Filled to the bursting point, it makes me scared the film could have run another 30 minutes. Snyder has already confirmed the home video R-rated release will be the full cut. Hopefully what got cut is better than what wound up on screen. It’s not a complete bust, but even Superman’s biggest fans will leave feeling unfulfilled. Fanboys will no doubt be slinging mud from both camps of love it or hate it, while the rest of us — myself included — are stuck in the middle with an exhalation of meh once the credits roll.

While it actually never winds up being quite as bloated as I feared, screenwriters Chris Terrio (Ben Affleck friend and Oscar-winning writer of Argo) and David S. Goyer (co-writer of everything from Man of Steel to executive producer Christopher Nolan’s Batman Begins) have pulled double duty writing two very different movies spliced into one. I wouldn’t be surprised if one writer was on Batman (Affleck) duty while the other was on Superman (Henry Cavill) patrol. And the winner is whomever contributed the most to bringing a familiar, yet ultimately different take, on Gotham’s caped crusader. My bet’s on Terrio since he’s co-writing Affleck’s solo outing with Affleck directing. That is the film I am now anxiously awaiting. Affleck delivers a fantastic Bruce Wayne/Batman and any time spent with the Dark Knight is time well spent.

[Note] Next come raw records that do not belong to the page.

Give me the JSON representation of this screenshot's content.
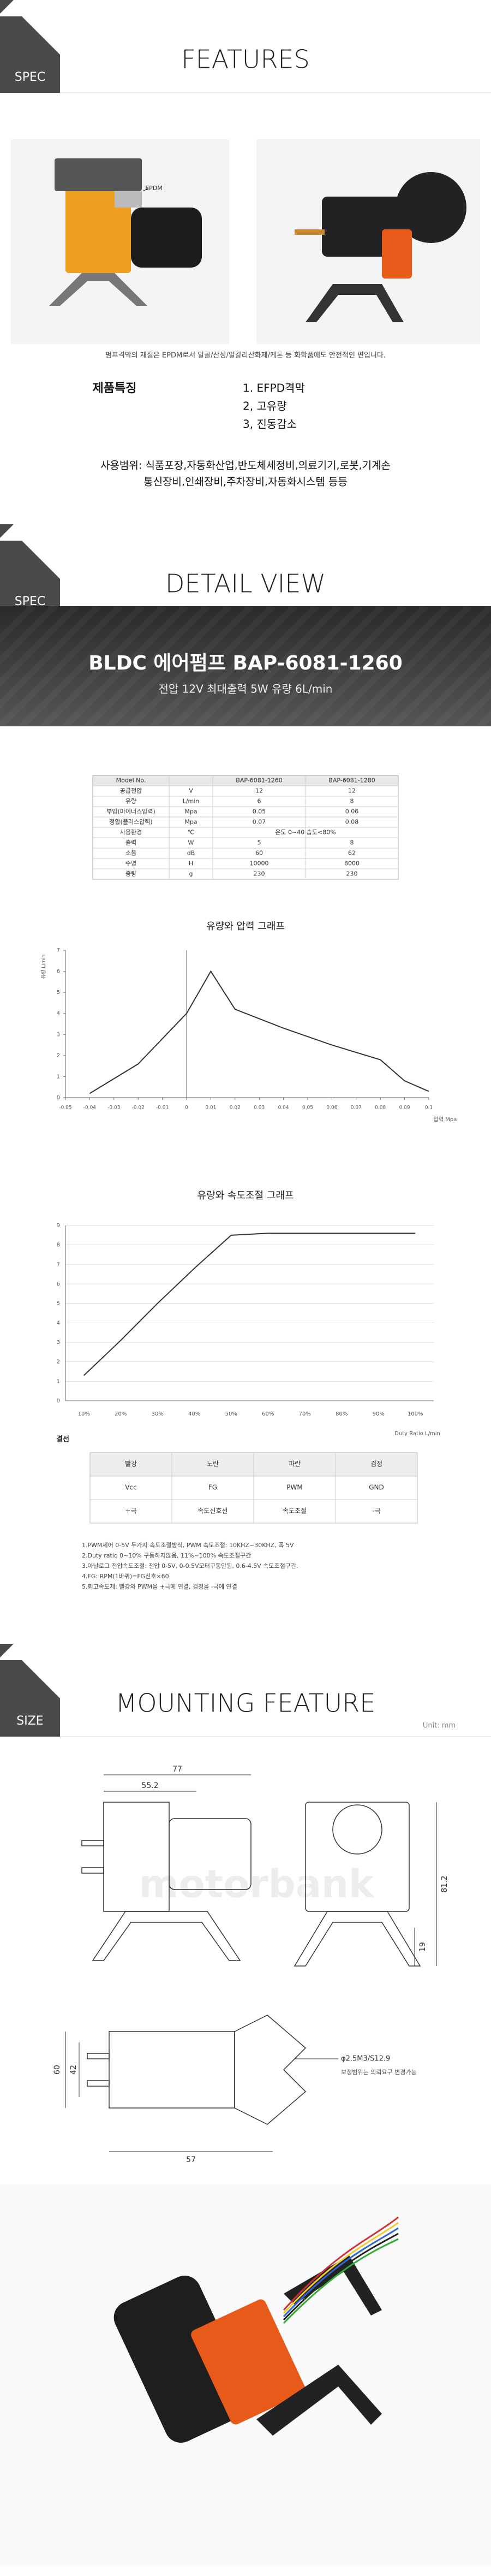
{
  "sections": [
    {
      "tag": "SPEC",
      "title": "FEATURES"
    },
    {
      "tag": "SPEC",
      "title": "DETAIL VIEW"
    },
    {
      "tag": "SIZE",
      "title": "MOUNTING FEATURE"
    }
  ],
  "features": {
    "image_label": "EPDM",
    "material_note": "펌프격막의 재질은 EPDM로서 알콜/산성/알칼리산화제/케톤 등 화학품에도 안전적인 편입니다.",
    "heading": "제품특징",
    "items": [
      "1. EFPD격막",
      "2, 고유량",
      "3, 진동감소"
    ],
    "usage": [
      "사용범위: 식품포장,자동화산업,반도체세정비,의료기기,로봇,기계손",
      "통신장비,인쇄장비,주차장비,자동화시스템 등등"
    ]
  },
  "banner": {
    "title": "BLDC 에어펌프 BAP-6081-1260",
    "subtitle": "전압 12V 최대출력 5W 유량 6L/min"
  },
  "spec_table": {
    "header": [
      "Model No.",
      "BAP-6081-1260",
      "BAP-6081-1280"
    ],
    "rows": [
      [
        "공급전압",
        "V",
        "12",
        "12"
      ],
      [
        "유량",
        "L/min",
        "6",
        "8"
      ],
      [
        "부압(마이너스압력)",
        "Mpa",
        "0.05",
        "0.06"
      ],
      [
        "정압(플러스압력)",
        "Mpa",
        "0.07",
        "0.08"
      ],
      [
        "사용환경",
        "℃",
        "온도 0~40 습도<80%"
      ],
      [
        "출력",
        "W",
        "5",
        "8"
      ],
      [
        "소음",
        "dB",
        "60",
        "62"
      ],
      [
        "수명",
        "H",
        "10000",
        "8000"
      ],
      [
        "중량",
        "g",
        "230",
        "230"
      ]
    ]
  },
  "chart_data": [
    {
      "type": "line",
      "title": "유량와 압력 그래프",
      "x_label": "압력 Mpa",
      "y_label": "유량 L/min",
      "x": [
        -0.04,
        -0.02,
        0,
        0.01,
        0.02,
        0.04,
        0.06,
        0.08,
        0.09,
        0.1
      ],
      "values": [
        0.2,
        1.6,
        4,
        6,
        4.2,
        3.3,
        2.5,
        1.8,
        0.8,
        0.3
      ],
      "color": "#333333",
      "xlim": [
        -0.05,
        0.1
      ],
      "xticks": [
        -0.05,
        -0.04,
        -0.03,
        -0.02,
        -0.01,
        0,
        0.01,
        0.02,
        0.03,
        0.04,
        0.05,
        0.06,
        0.07,
        0.08,
        0.09,
        0.1
      ],
      "ylim": [
        0,
        7
      ],
      "yticks": [
        0,
        1,
        2,
        3,
        4,
        5,
        6,
        7
      ],
      "grid": false
    },
    {
      "type": "line",
      "title": "유량와 속도조절 그래프",
      "x_label": "Duty Ratio L/min",
      "categories": [
        "10%",
        "20%",
        "30%",
        "40%",
        "50%",
        "60%",
        "70%",
        "80%",
        "90%",
        "100%"
      ],
      "values": [
        1.3,
        3.1,
        5,
        6.8,
        8.5,
        8.6,
        8.6,
        8.6,
        8.6,
        8.6
      ],
      "color": "#333333",
      "ylim": [
        0,
        9
      ],
      "yticks": [
        0,
        1,
        2,
        3,
        4,
        5,
        6,
        7,
        8,
        9
      ],
      "grid": true
    }
  ],
  "wiring": {
    "title": "결선",
    "rows": [
      [
        "빨강",
        "노란",
        "파란",
        "검정"
      ],
      [
        "Vcc",
        "FG",
        "PWM",
        "GND"
      ],
      [
        "+극",
        "속도신호선",
        "속도조절",
        "-극"
      ]
    ]
  },
  "notes": [
    "1.PWM제어 0-5V 두가지 속도조절방식, PWM 속도조절: 10KHZ~30KHZ, 폭 5V",
    "2.Duty ratio 0~10% 구동하지않음, 11%~100% 속도조절구간",
    "3.아날로그 전압속도조절: 전압 0-5V, 0-0.5V모터구동안됨, 0.6-4.5V 속도조절구간.",
    "4.FG: RPM(1바퀴)=FG신호×60",
    "5.회고속도제: 빨강와 PWM을 +극에 연결, 검정을 -극에 연결"
  ],
  "mounting": {
    "unit": "Unit: mm",
    "watermark": "motorbank",
    "dims": [
      "77",
      "55.2",
      "81.2",
      "19",
      "60",
      "42",
      "57",
      "φ2.5M3/S12.9"
    ],
    "note": "보정범위는 의뢰요구 변경가능"
  }
}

Then Superman swoops in, dour as ever. You’d think it would be the other way around considering Batman is so much more menacing, but there’s very little warmth, or even fun, to be had in Metropolis this time around. It’s incredibly serious — with the exception of Laurence Fishburne’s return as The Daily Planet’s Perry White. Clark Kent never stops scowling, probably because everyone is questioning Superman after the destruction he caused in the last movie. Admittedly, he was just trying to save everyone from General Zod, but he still needs to stand up for Metropolis’ high death toll.

BvS also saddles both heroes with one of the worst villains in a long time. Jesse Eisenberg may have been a decent choice to portray Lex Luthor. Here, he just hams it up as the evil twin of Mark Zuckerberg. He’s never scary enough, nor even funny enough. Thankfully, we can still go back and watch the brilliant Gene Hackman — or even Kevin Spacey — give the scheming Lex his due. Not to mention that his nefarious plan makes absolutely zero sense and they don’t even bother to give him at least one line of dialogue to clear it up. There is no reason for Luthor to sic Superman on Batman whatsoever. Had Luthor maybe known for a second that Bruce wants to destroy the earth-wrecking alien, at least some motive could have come to light. But no, the most ludicrous reasoning ever is hatched and an even more ridiculous common bond winds up uniting them against Doomsday.

As it stands, the only real winner here will be DC, Warner Bros, and Affleck. Not even Gal Gadot as Wonder Woman — who almost steals the show were it not for her being so short shifted — manages to save the day. The only one escaping unscarred is Affleck who manages to make us root for Batman against Superman. It just goes to show which character really is best suited for the big screen. Jeremy Irons also manages to make the most of his screentime as Alfred, who is never seen as the loyal butler, but as co-conspirator/techie/mechanic.

In the end, Batman v Superman: Dawn of Justice is two films fighting an inner struggle to satisfy two vastly different fan bases. The rest of us will simply shrug it off as we wait for Deadpool to hit Blu-ray, and we foam at the mouth in anticipation of wait for May to finally unleash the Marvel one-two punch of Captain America: Civil War and X-Men: Apocalypse. The final word here, is that Marvel is still king of the cinematic comicbook universes.